Five years after leaving government, Matteo Salvini is continuing the attacks on Kyenge who posted her displeasure on social media together with examples of headlines generated by the party over the years, including one dating back to 2009 when Salvini called for racial segregation on Milan’s public transport system, cites the Guardian.
This is the second and successful suit filed by Salvini after the judge ruled that her comments not only stained the party but insulted all its members, the Guardian adds.
“Now that he is a minister he is more powerful,” Kyenge told the Guardian, adding that, “I said publicly several times that the League must distance itself from racism and condemn and penalise it.
“They not only never did this but people convicted of racist acts are still in positions of authority. If the League doesn’t distance itself it must mean that the party shares the [racist] views,” she said.
Born in the Democratic Republic of Congo, Kyenge moved to Italy in 1983, training as an ophthalmologist and later venturing into politics in order to advocate for the rights of migrants and minority groups.
Salvini has continued his attacks on African migrants as he described them as “slaves” during a closed-door session of a migration and security conference hosted by Austria.
“I’m paid by citizens to help our young people start having children again the way they did a few years ago, and not to uproot the best of the African youth to replace Europeans who are not having children anymore,” he said.
The Italian far-right leader added: “Maybe in Luxembourg there’s this need, in Italy there’s the need to help our kids have kids, not to have new slaves to replace the children we’re not having.”
Salvini, who heads the Italian League party that holds a tough stance against immigration, made the racist remark in response to a public statement implying that Italy needed immigrants because the population was ageing.

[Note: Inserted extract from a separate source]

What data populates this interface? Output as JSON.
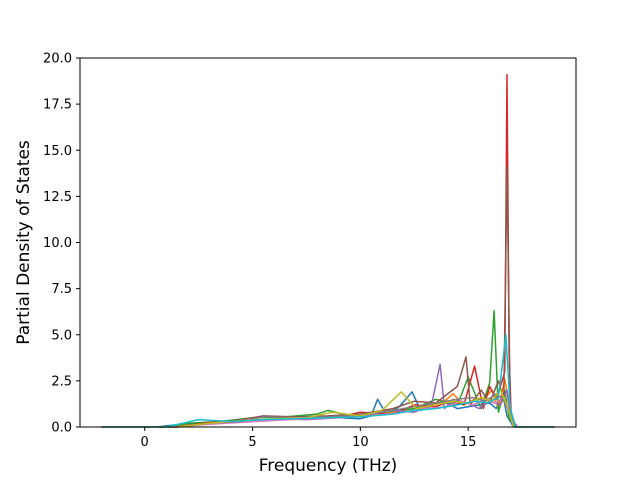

The only reaction from the conference was a condemnation by Luxembourg’s foreign and immigration minister Jean Asselborn who interrupted the Italian by saying in French, “In Luxembourg, we had tens of Italian immigrants. They came as migrants, who worked in Luxembourg so that you could in Italy have money to pay for your children.”
The African Union later issued a statement condemning Salvini and demanding a retraction from him.
An unrepentant Salvini replied at a press conference: “There is nothing to apologise for. I deny [making] any equation between immigrants and slaves. On the contrary, my statements in Vienna were to defend migrants, who some want to use as slaves. If some people want to think badly [that’s up to them]. Perhaps there was a mistake in the French translation.”